Around 1999, Prynoski began development of Motorcity and produced a trailer for the series. He shelved the project after he began work at Nickelodeon and Cartoon Network, and founded his T-shirt company and the animation studio Titmouse, Inc. Coleman had moved to Disney Television Animation and asked Prynoski whether he still had Motorcity. Prynoski produced a pilot episode, which Disney screened in March 2010. Prynoski and Disney agreed to produce a season of 20 episodes.

Production began later that October.' Around 80 people were involved, some being from Europe and Japan, such as art director Antonio Canobbio, show director Juno Lee, vehicle designer Brandon Cuellar, and concept designer Robert Valley.

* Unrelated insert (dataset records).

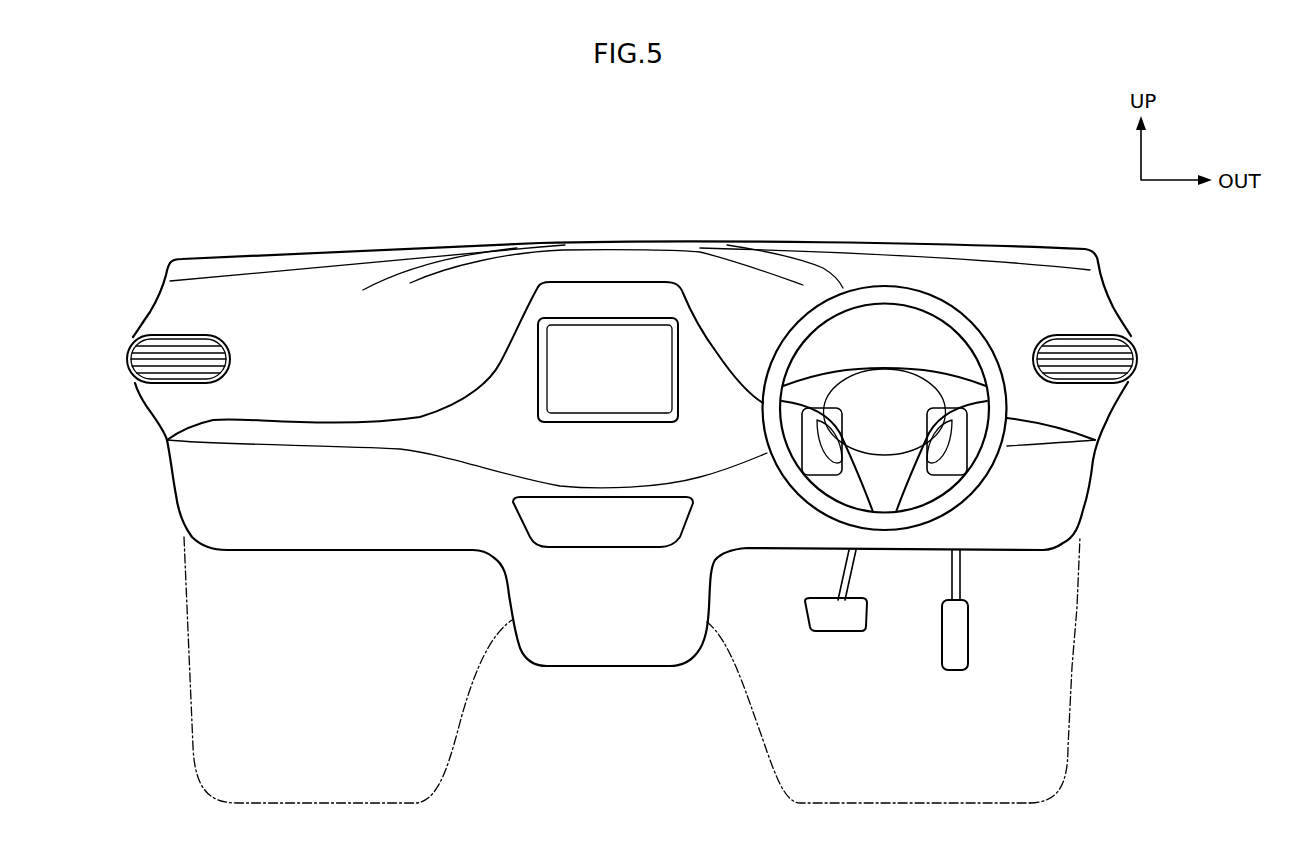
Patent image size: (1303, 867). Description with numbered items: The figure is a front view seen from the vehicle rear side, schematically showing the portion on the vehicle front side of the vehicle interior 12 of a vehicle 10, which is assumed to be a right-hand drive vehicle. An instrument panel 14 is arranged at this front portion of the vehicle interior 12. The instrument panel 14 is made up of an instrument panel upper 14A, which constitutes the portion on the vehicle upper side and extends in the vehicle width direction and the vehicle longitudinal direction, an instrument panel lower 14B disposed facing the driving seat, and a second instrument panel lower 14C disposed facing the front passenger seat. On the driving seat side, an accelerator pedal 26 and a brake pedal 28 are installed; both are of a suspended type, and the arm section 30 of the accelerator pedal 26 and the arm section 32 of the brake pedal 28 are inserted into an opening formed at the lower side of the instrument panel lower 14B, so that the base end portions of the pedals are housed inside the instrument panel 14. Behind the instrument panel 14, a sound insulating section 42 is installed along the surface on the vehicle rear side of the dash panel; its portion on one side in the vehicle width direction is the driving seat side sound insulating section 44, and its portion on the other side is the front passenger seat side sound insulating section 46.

The vehicle 10 is at (910, 176).
The vehicle interior 12 is at (813, 216).
The instrument panel 14 is at (367, 244).
The instrument panel upper 14A is at (907, 272).
The instrument panel lower 14B is at (1060, 483).
The instrument panel lower 14C is at (220, 493).
The accelerator pedal 26 is at (975, 637).
The brake pedal 28 is at (852, 640).
The arm section 30 is at (962, 574).
The arm section 32 is at (853, 572).
The sound insulating section 42 is at (1113, 627).
The driving seat side sound insulating section 44 is at (1068, 707).
The front passenger seat side sound insulating section 46 is at (203, 700).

Though it was not designed as a serial, Prynoski stated that "once the first few episodes set the stage, there will be more of a story arc. As the season unfolds, viewers can expect character-focused episodes that dig a little deeper into each of the Burners' personalities and backstories."'
=== Animation ===
Motorcitys animation was made with a combination of 2D and 3D elements and effects, using software such as Adobe Flash for 2D animation, Autodesk Maya for 3D models and animation, and Adobe Photoshop for background creation. Nepal-based studio Incessant Rain also provided visual effects using Adobe After Effects. Additionally, for the series' production, Prynoski's company Titmouse, Inc. created Facinator, a custom plug-in tool for Adobe Flash, that allowed the manipulation of 2D rigged head models from a wide array of angles, to mimic CGI rigged animation.

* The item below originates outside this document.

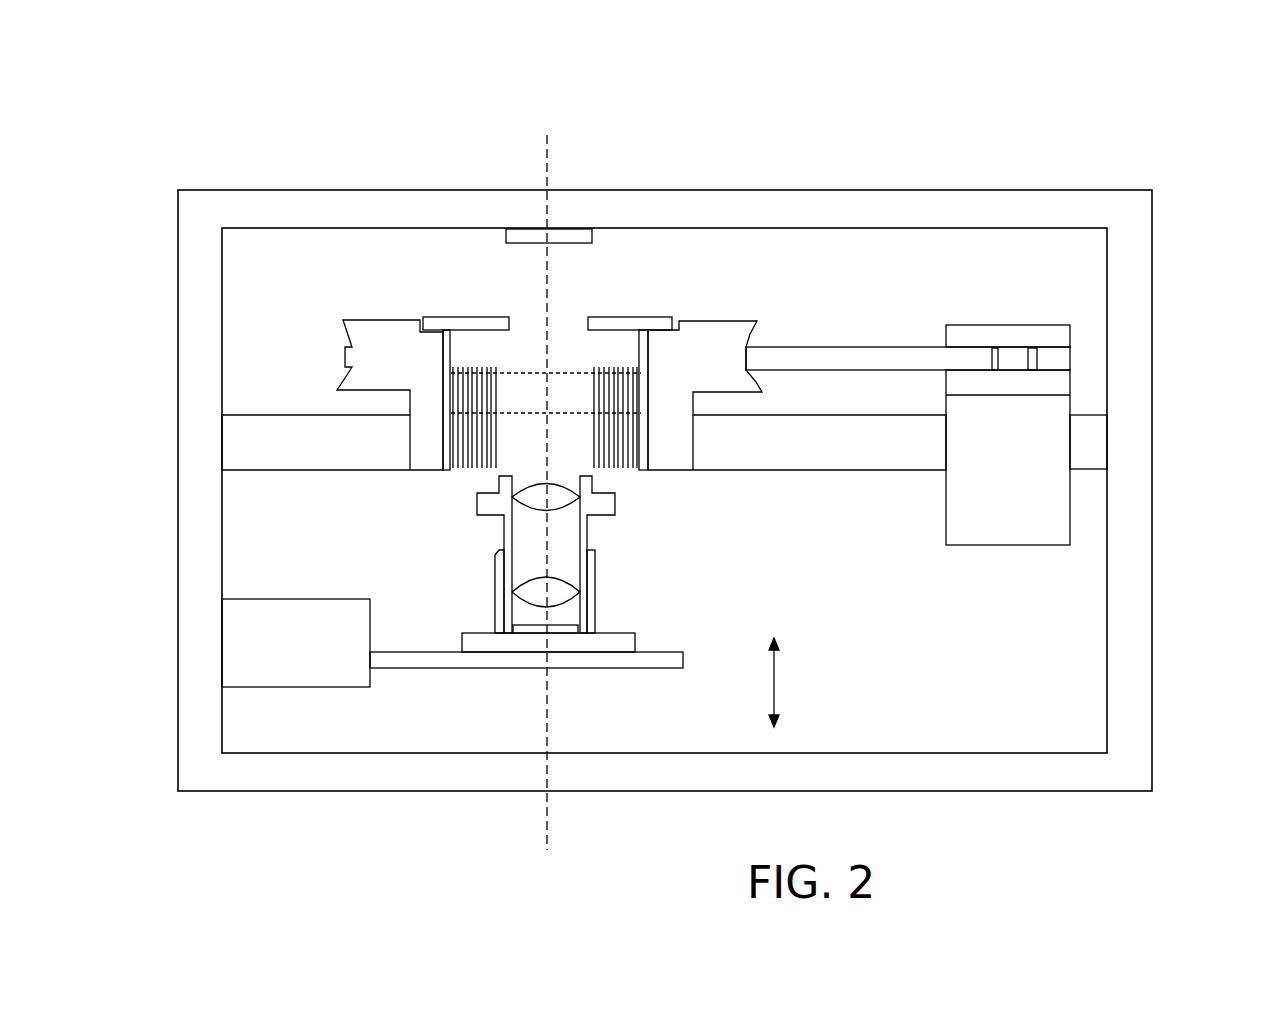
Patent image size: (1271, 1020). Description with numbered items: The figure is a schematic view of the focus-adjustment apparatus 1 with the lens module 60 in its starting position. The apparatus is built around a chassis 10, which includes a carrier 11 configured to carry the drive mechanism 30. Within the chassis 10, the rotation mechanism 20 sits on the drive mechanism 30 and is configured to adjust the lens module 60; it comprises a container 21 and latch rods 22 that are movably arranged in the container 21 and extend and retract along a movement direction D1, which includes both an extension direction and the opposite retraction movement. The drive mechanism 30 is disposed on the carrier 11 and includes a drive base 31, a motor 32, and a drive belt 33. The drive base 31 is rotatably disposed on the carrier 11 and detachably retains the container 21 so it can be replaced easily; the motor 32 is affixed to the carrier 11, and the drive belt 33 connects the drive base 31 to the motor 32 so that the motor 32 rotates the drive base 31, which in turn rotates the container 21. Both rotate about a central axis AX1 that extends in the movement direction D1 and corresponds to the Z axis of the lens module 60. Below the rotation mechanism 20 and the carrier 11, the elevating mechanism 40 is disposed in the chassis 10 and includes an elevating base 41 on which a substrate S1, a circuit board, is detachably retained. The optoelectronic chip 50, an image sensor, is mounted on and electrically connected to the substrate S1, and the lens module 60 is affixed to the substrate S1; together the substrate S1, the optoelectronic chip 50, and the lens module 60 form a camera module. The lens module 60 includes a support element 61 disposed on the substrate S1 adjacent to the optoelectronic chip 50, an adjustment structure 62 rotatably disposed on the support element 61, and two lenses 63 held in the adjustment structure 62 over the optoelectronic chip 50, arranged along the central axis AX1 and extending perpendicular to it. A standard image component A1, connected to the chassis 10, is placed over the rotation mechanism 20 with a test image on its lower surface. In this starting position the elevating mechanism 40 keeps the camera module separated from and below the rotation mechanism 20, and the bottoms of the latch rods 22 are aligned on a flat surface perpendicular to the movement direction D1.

== Marketing and broadcast ==
Motorcity was scheduled to be released at the fall of 2011. However, the show was delayed, with the latest date being given around winter 2012. It was ultimately pushed back to April. Disney sponsored the promotion of the series, with Stephan Verdier competing in the Global RallyCross Championship in a Hyundai Veloster along with Rhys Millen. A mobile game titled Motorcity: Drive was also released for iTunes and Disney XD's website in March 26, 2012. It was a six-level, 3D racing shooter game, in which the player control Mike's car, as they battle Kane's army of robots with various weapons.

The series debuted on April 30, on Disney XD, followed by an HD quality release on the iTune Store in May. At San Diego Comic-Con in July 2012, the producers showed "never-before-seen" clips from then-new episodes of the show. The series also premiered in Canada, on May 26. In Latin American countries, after first premiering online in 2013, the show premiered on Disney Channel on September 16, 2023. On January 1, 2022, all episodes from Motorcity were made available on Disney+ Hotstar in Indonesia, Malaysia and Thailand.

== Reception ==
=== Critical reception ===
Emily Ashby of Common Sense Media gave the show four out of five stars; and described the series as "too dark and intense for young kids". Yet, she argued that "it's rare to find an action-adventure cartoon that illustrates underlying social messages promoting awareness and activism". She also argued that the series is a "great jumping-off point for talking about everything from politics to current events and issues".

=== Accolades ===

| Year | Award | Category | Episode | Result | Ref. |
| 2012 | 40th Annie Awards | Best General Audience Animated Television Production | Blonde Thunder | Nominated |  |
| 2013 | Special Achievement in Animation | Nominated |  |
| Best General Audience Animated Television Production |  | Nominated |  |
| 2014 | 41st Annie Awards | Best General Audience Animated Television/Broadcast Production |  | Nominated |  |

== Future ==
On November 5, 2012, it was revealed on the fan-run peopleofmotorcity Tumblr page that the series would not be renewed for a second season. This was partially due to Disney moving the show around different time slots, airing episodes out of order, and airing episodes in other countries before the United States. This led to Disney ultimately deciding to cancel the series. Despite its impending cancellation, the showrunners were able to finish its production in time, producing a two-part series finale.